I was a loner. I don't believe that I was born to be a loner. I adore others today. I thrive through connections. I don't even know you, but I am so happy and literally covered in thrill bumps anticipating my words floating through your creative mind.

I know now I was created, or at least the behaviors I manifested were created by those who cared for me. My caretakers molded my ideas of the world and sadly my ideas of my own Self.

My parents were not very faithful people. They were strongly bound to ideas like small rocks are caught up in large clumps of concrete. If my father couldn't see it, it wasn't real.

My mother spoke of God often, but I wondered if her beliefs stemmed from faith or the absoluteness of the words she found in ink on the pages of the bible. In my opinion, believing only in what is written in ink, and lacking the ability to have faith in ideas alone, has nothing to do with faith at all.

I believe I was cheated as a little girl. I believe that I was supposed to be held, nurtured, babied, cooed at, kissed, and looked at fondly. I believe my eyes were supposed to meet the eyes of validation, and connectedness. I believe I was supposed to be encouraged to play, and to get dirty, and to laugh until my belly hurt, unconcerned with how others would judge me for my free spirit. I believe that my natural curiosity was supposed to be encouraged, and that when I made a mistake, I was supposed to be gently motivated to be better.

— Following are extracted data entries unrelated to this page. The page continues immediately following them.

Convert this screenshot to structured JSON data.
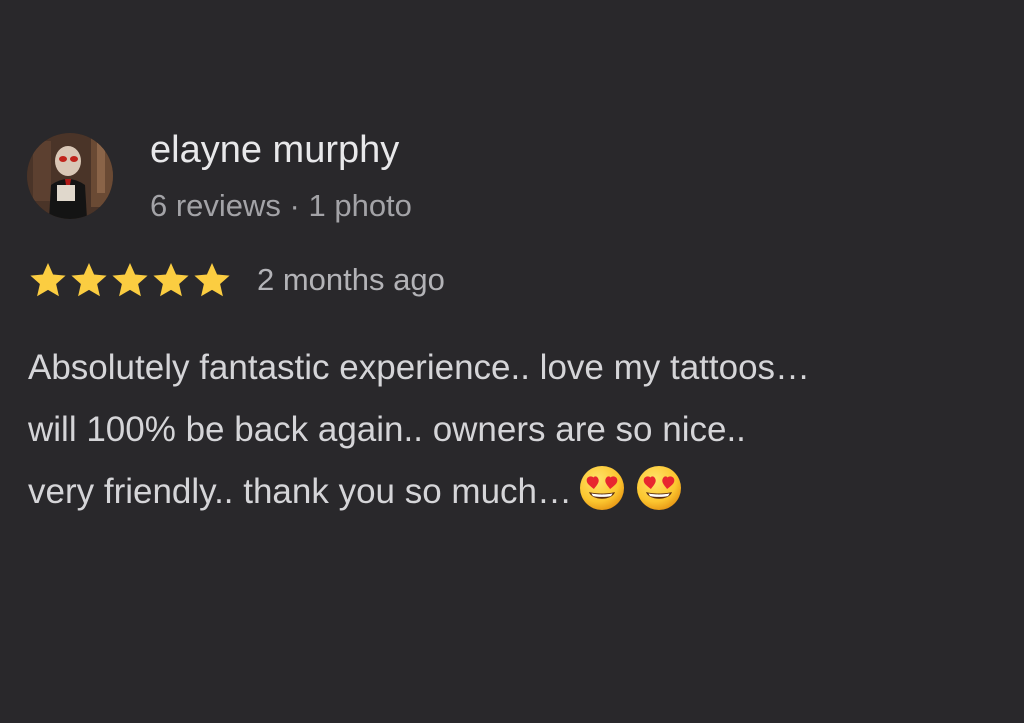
{
  "reviewer": {
    "name": "elayne murphy",
    "meta": "6 reviews · 1 photo"
  },
  "rating": {
    "stars": 5,
    "max": 5,
    "time": "2 months ago",
    "star_color": "#fbcd41"
  },
  "review": {
    "lines": [
      "Absolutely fantastic experience.. love my tattoos…",
      "will 100% be back again.. owners are so nice..",
      "very friendly.. thank you so much…"
    ],
    "trailing_emoji": [
      "smiling-face-with-heart-eyes-icon",
      "smiling-face-with-heart-eyes-icon"
    ]
  },
  "colors": {
    "background": "#29282b",
    "name": "#e8e8ea",
    "meta": "#a3a3a7",
    "body": "#d5d5d8"
  }
}
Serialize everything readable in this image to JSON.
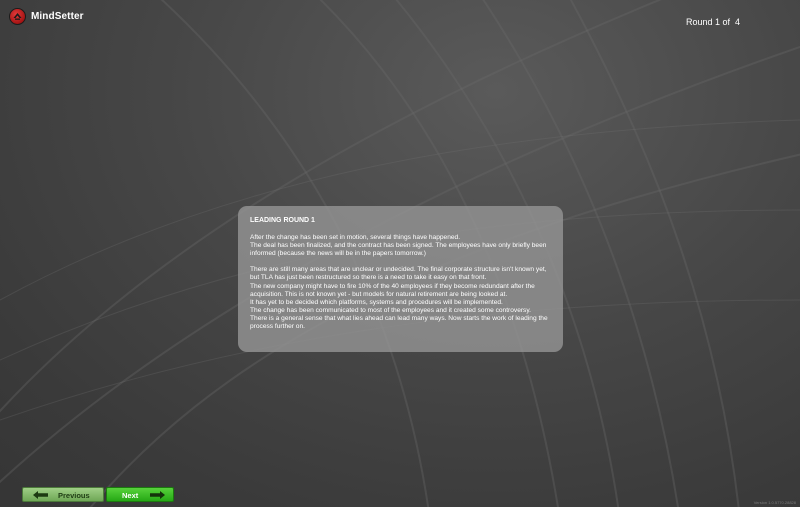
{
  "app": {
    "name": "MindSetter",
    "icon": "mindsetter-logo-icon"
  },
  "round": {
    "text": "Round 1 of  4"
  },
  "panel": {
    "title": "LEADING ROUND 1",
    "para1": "After the change has been set in motion, several things have happened.\nThe deal has been finalized, and the contract has been signed. The employees have only briefly been informed (because the news will be in the papers tomorrow.)",
    "para2": "There are still many areas that are unclear or undecided. The final corporate structure isn't known yet, but TLA has just been restructured so there is a need to take it easy on that front.\nThe new company might have to fire 10% of the 40 employees if they become redundant after the acquisition. This is not known yet - but models for natural retirement are being looked at.\nIt has yet to be decided which platforms, systems and procedures will be implemented.\nThe change has been communicated to most of the employees and it created some controversy.\nThere is a general sense that what lies ahead can lead many ways. Now starts the work of leading the process further on."
  },
  "nav": {
    "previous_label": "Previous",
    "next_label": "Next",
    "previous_icon": "arrow-left-icon",
    "next_icon": "arrow-right-icon"
  },
  "version": {
    "text": "Version 1.0.5770.28828"
  },
  "colors": {
    "background": "#3e3e3e",
    "panel": "#949494",
    "next_button": "#33bb1f",
    "previous_button": "#86bb6c",
    "logo": "#c01f1f"
  }
}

But in my world, instead I was taught to be small, to be invisible and to go away.

Human connection was as prickly as sleeping in a bed of bees.

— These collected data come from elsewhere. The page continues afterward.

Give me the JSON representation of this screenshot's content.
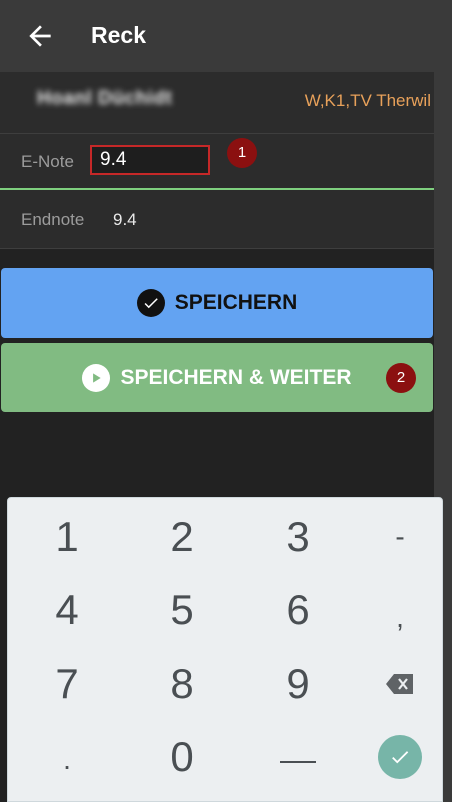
{
  "header": {
    "title": "Reck",
    "back_icon": "arrow-left-icon"
  },
  "athlete": {
    "name": "Hoanl Düchidt",
    "club": "W,K1,TV Therwil"
  },
  "enote": {
    "label": "E-Note",
    "value": "9.4"
  },
  "endnote": {
    "label": "Endnote",
    "value": "9.4"
  },
  "buttons": {
    "save": {
      "label": "SPEICHERN",
      "icon": "check-circle-icon"
    },
    "save_next": {
      "label": "SPEICHERN & WEITER",
      "icon": "play-circle-icon"
    }
  },
  "markers": [
    "1",
    "2"
  ],
  "keypad": {
    "keys": [
      "1",
      "2",
      "3",
      "-",
      "4",
      "5",
      "6",
      ",",
      "7",
      "8",
      "9",
      "backspace",
      ".",
      " 0",
      "_",
      "done"
    ],
    "digits": {
      "k1": "1",
      "k2": "2",
      "k3": "3",
      "k4": "4",
      "k5": "5",
      "k6": "6",
      "k7": "7",
      "k8": "8",
      "k9": "9",
      "k0": "0",
      "minus": "-",
      "comma": ",",
      "dot": ".",
      "space": "⎵"
    }
  },
  "colors": {
    "accent_blue": "#63a3f2",
    "accent_green": "#81bb82",
    "club_orange": "#e8a15a",
    "marker_red": "#8b1010"
  }
}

The only aspect of my existence that felt remotely comfortable was making myself small, feeling invisible, and getting out of the way.

In those moments, when life become too painful to tolerate, I would count numbers in my mind, pull hairs from my head, and fantasize about being loved.

I shutter to think what might have happened to me, if I had not found the rocking arms of OCD.

Thursday, October 2, 2008

The Unspoken Rules That Created My Beliefs

It is uncomfortable for me to write sometimes. I feel myself recoiling from wanting to write my truth. I can feel guilt wanting to make me stop, and go make another cup of coffee, because I know that much of what I write about my childhood is so negative, and sometimes hard to believe.

Much of what I experienced with my mother was in private. The dysfunction played out like a secret production. She and I were the only performers. Through my third eye, or what most would refer to the eyes of self awareness, I see now that I was simply a manifestation of all the nervous, disappointed, frustrated, angry, disillusioned, self loathing energy that was truly her own.

My mother was an abandoned, neglected, emotionally and psychologically starved child. How could she have ever been able to mirror back to me, what her 19 year old child Self did not possess? It would have defied law.

These truths of mine are not about revenge. In fact, they are about forgiveness, understanding, compassion, and empathy. But I realize that many unaware others may not be able to see the forest through the battered limbs of so many trees.

My mother and father infected me with rules that did little more than help me disown my Self.

When my father took his frustration out on my mother, and as she took it, and swallowed up her own disappointment and sadness so not to upset him any further, and when my father refused to apologize for hurting my mother, the rules that were getting ingrained in me, would be the groundwork for the belief systems that governed my very existence.

In my house I learned that the only persons feelings that mattered were the ones in charge. I learned that it was of the utmost importance to swallow feelings, especially ones that might make someone else angry. I learned that it was acceptable to be called names when no one was looking. I learned that talking about feelings was unacceptable. I learned that crying was a form of weakness. I learned that my truth was unimportant. I learned that men come first. I learned that pleasing a man was more important than a man pleasing a woman. I learned that a woman should not expect to be understood. I learned that women clean, cook, and take care of others. I learned that women do not take care of themselves. I learned that what a man thought of me, was more important than what I thought of me.